秀忠が上田に長く留まった理由はほかにもあり、当時の信州は秋の長雨の真っ只中でした。足元が悪いのに大軍を進ませれば、地の利がある真田軍から挟み撃ちにされる危険性も考えられ、動くに動けなかったという事情もあるようです。

 家臣の進言にようやく耳を貸した秀忠が上田攻めを切り上げ、家康率いる東軍本隊に大津で合流できたのは9月20日でした。関ヶ原の戦いは9月15日に開戦・終戦しており、5日の大遅刻です。

 家康は激怒のあまり、謝罪したいという秀忠に会おうともしません。そこで父子の間に立ってくれたのが榊原康政でした。秀忠は家康からの「早く来い」という要請を無視したのではなく、悪天候で家康からの使者が川を渡れずに秀忠への連絡が遅れただけだと康政が説明してくれたので、家康も怒りの矛を収めざるをえなくなりました。
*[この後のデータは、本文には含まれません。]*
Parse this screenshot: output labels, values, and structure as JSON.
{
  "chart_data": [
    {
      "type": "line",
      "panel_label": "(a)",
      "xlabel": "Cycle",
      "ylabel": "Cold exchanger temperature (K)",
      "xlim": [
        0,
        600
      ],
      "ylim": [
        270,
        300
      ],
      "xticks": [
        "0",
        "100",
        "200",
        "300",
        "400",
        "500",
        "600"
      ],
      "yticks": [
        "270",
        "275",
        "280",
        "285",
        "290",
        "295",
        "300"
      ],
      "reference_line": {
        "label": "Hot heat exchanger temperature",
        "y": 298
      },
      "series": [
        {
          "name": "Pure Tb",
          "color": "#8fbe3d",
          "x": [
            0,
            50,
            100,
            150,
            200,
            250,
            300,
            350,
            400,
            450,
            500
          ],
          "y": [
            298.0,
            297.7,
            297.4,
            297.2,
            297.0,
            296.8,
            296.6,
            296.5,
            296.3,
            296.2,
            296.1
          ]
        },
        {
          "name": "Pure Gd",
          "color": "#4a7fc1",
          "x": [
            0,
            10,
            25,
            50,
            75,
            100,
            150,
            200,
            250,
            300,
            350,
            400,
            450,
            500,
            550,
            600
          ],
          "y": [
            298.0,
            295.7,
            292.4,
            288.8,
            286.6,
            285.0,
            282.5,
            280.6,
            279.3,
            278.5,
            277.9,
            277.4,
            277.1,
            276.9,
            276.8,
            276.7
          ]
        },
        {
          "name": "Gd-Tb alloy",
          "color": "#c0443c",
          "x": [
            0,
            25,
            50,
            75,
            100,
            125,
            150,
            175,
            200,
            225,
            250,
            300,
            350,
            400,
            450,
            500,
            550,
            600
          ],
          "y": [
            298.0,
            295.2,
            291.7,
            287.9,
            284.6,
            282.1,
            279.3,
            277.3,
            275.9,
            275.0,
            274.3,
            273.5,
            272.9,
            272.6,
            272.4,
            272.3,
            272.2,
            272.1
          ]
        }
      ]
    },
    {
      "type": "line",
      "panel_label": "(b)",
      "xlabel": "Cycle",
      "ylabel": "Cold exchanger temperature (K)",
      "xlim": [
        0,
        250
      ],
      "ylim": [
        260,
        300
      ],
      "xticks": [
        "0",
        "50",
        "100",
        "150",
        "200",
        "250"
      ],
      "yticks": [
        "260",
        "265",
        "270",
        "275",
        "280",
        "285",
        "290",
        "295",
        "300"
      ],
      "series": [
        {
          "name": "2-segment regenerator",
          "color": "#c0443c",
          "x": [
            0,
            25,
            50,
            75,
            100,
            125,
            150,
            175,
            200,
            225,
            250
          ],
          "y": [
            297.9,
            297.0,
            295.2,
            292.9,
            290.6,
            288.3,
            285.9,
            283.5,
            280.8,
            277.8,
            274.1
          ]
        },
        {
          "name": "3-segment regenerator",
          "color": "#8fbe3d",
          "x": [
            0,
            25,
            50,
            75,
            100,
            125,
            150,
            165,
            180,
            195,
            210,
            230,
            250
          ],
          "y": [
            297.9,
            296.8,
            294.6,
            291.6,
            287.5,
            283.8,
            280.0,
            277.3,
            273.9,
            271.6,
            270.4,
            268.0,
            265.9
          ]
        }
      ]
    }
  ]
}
しかし、秀忠のこの大遅刻は彼の人物評価に大きく影響し、その後も変わらず秀忠を推してくれたのは大久保忠隣(おおくぼ・ただちか)のみでした。その場では弁護してくれた康政を含め、家康の側近には、秀忠を家康の後継者にふさわしいと考える者はいなくなってしまったのです。